A report underwritten by the union and released Thursday countered that automation is neither efficient nor productive and that it eliminates jobs. On salaries, it said that in 2019 the average dockworker at Los Angeles and Long Beach—who make up about three-quarters of the coastwide workforce—earned $89,950.
“It can be loud, stinky and hard work, but I think we are compensated well,” said
Jaime Hipsher,
a 46-year-old dockworker who drives a truck that hauls containers at the ports. Ms. Hipsher said she makes between $80,000 and $110,000 a year, depending upon how many shifts she can pick up, but she said there are fewer jobs to choose from because of expanded automation.

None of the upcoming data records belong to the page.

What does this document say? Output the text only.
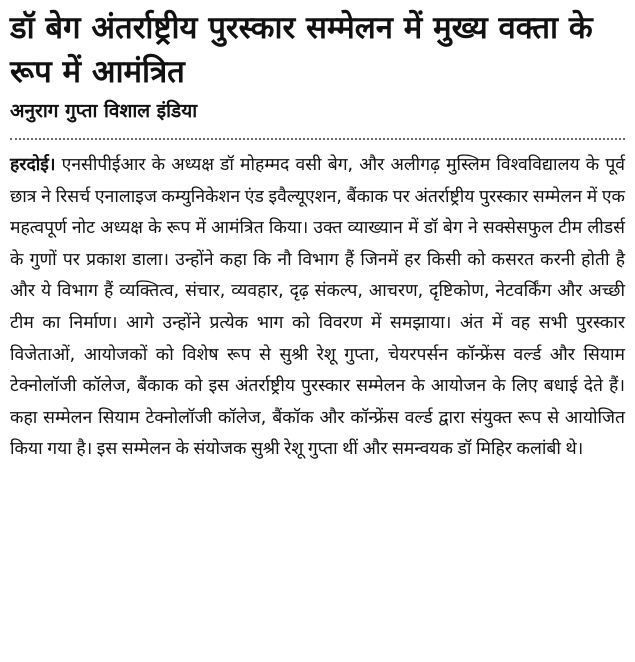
डॉ बेग अंतर्राष्ट्रीय पुरस्कार सम्मेलन में मुख्य वक्ता के रूप में आमंत्रित
अनुराग गुप्ता विशाल इंडिया

हरदोई। एनसीपीईआर के अध्यक्ष डॉ मोहम्मद वसी बेग, और अलीगढ़ मुस्लिम विश्वविद्यालय के पूर्व छात्र ने रिसर्च एनालाइज कम्युनिकेशन एंड इवैल्यूएशन, बैंकाक पर अंतर्राष्ट्रीय पुरस्कार सम्मेलन में एक महत्वपूर्ण नोट अध्यक्ष के रूप में आमंत्रित किया। उक्त व्याख्यान में डॉ बेग ने सक्सेसफुल टीम लीडर्स के गुणों पर प्रकाश डाला। उन्होंने कहा कि नौ विभाग हैं जिनमें हर किसी को कसरत करनी होती है और ये विभाग हैं व्यक्तित्व, संचार, व्यवहार, दृढ़ संकल्प, आचरण, दृष्टिकोण, नेटवर्किंग और अच्छी टीम का निर्माण। आगे उन्होंने प्रत्येक भाग को विवरण में समझाया। अंत में वह सभी पुरस्कार विजेताओं, आयोजकों को विशेष रूप से सुश्री रेशू गुप्ता, चेयरपर्सन कॉन्फ्रेंस वर्ल्ड और सियाम टेक्नोलॉजी कॉलेज, बैंकाक को इस अंतर्राष्ट्रीय पुरस्कार सम्मेलन के आयोजन के लिए बधाई देते हैं। कहा सम्मेलन सियाम टेक्नोलॉजी कॉलेज, बैंकॉक और कॉन्फ्रेंस वर्ल्ड द्वारा संयुक्त रूप से आयोजित किया गया है। इस सम्मेलन के संयोजक सुश्री रेशू गुप्ता थीं और समन्वयक डॉ मिहिर कलांबी थे।
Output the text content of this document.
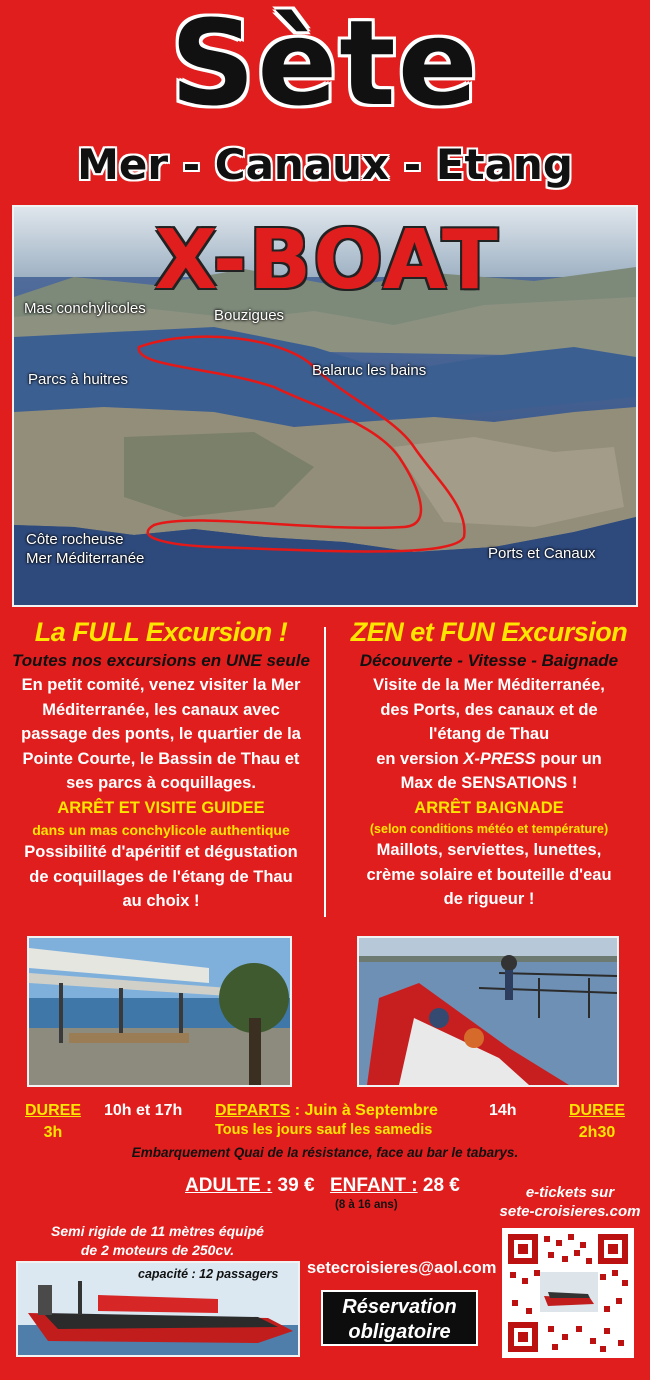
Sète
Mer - Canaux - Etang
X-BOAT
Mas conchylicoles	Bouzigues
Parcs à huitres
Balaruc les bains
Côte rocheuse
Mer Méditerranée	Ports et Canaux
La FULL Excursion !
Toutes nos excursions en UNE seule
En petit comité, venez visiter la Mer
Méditerranée, les canaux avec
passage des ponts, le quartier de la
Pointe Courte, le Bassin de Thau et
ses parcs à coquillages.
ARRÊT ET VISITE GUIDEE
dans un mas conchylicole authentique
Possibilité d'apéritif et dégustation
de coquillages de l'étang de Thau
au choix !
ZEN et FUN Excursion
Découverte - Vitesse - Baignade
Visite de la Mer Méditerranée,
des Ports, des canaux et de
l'étang de Thau
en version X-PRESS pour un
Max de SENSATIONS !
ARRÊT BAIGNADE
(selon conditions météo et température)
Maillots, serviettes, lunettes,
crème solaire et bouteille d'eau
de rigueur !
DUREE
3h
10h et 17h DEPARTS : Juin à Septembre
Tous les jours sauf les samedis
14h	DUREE
2h30
Embarquement Quai de la résistance, face au bar le tabarys.
ADULTE : 39 € ENFANT : 28 €
(8 à 16 ans)
Semi rigide de 11 mètres équipé
de 2 moteurs de 250cv.
capacité : 12 passagers setecroisieres@aol.com
e-tickets sur
sete-croisieres.com
Réservation
obligatoire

The labor report also said California should impose a tax on automated terminals in Southern California to make up for lower tax revenues from any dockworker jobs lost to automation.
The union has argued that its workers deserve a pay increase after moving record amounts of cargo during a global pandemic as ocean shipping lines made record profits. Denmark-based Sea-Intelligence estimated that global shipping lines that publicly report results counted more than $120 billion in earnings last year, triple the profits of the previous 10 years combined.
Shipping industry officials say importers are diverting cargo away from the West Coast in part because of last year’s congestion and because they still face delays in inland transportation from Los Angeles and Long Beach.
The cargo surge on the East Coast is causing ship backups from New York to Savannah, Ga.
Griff Lynch,
executive director of the Georgia Ports Authority, said there were a record 34 ships waiting for a berth off Savannah on Thursday.
“There’s not many shippers we talk to that don’t say they are trying to work around the West Coast,” he said.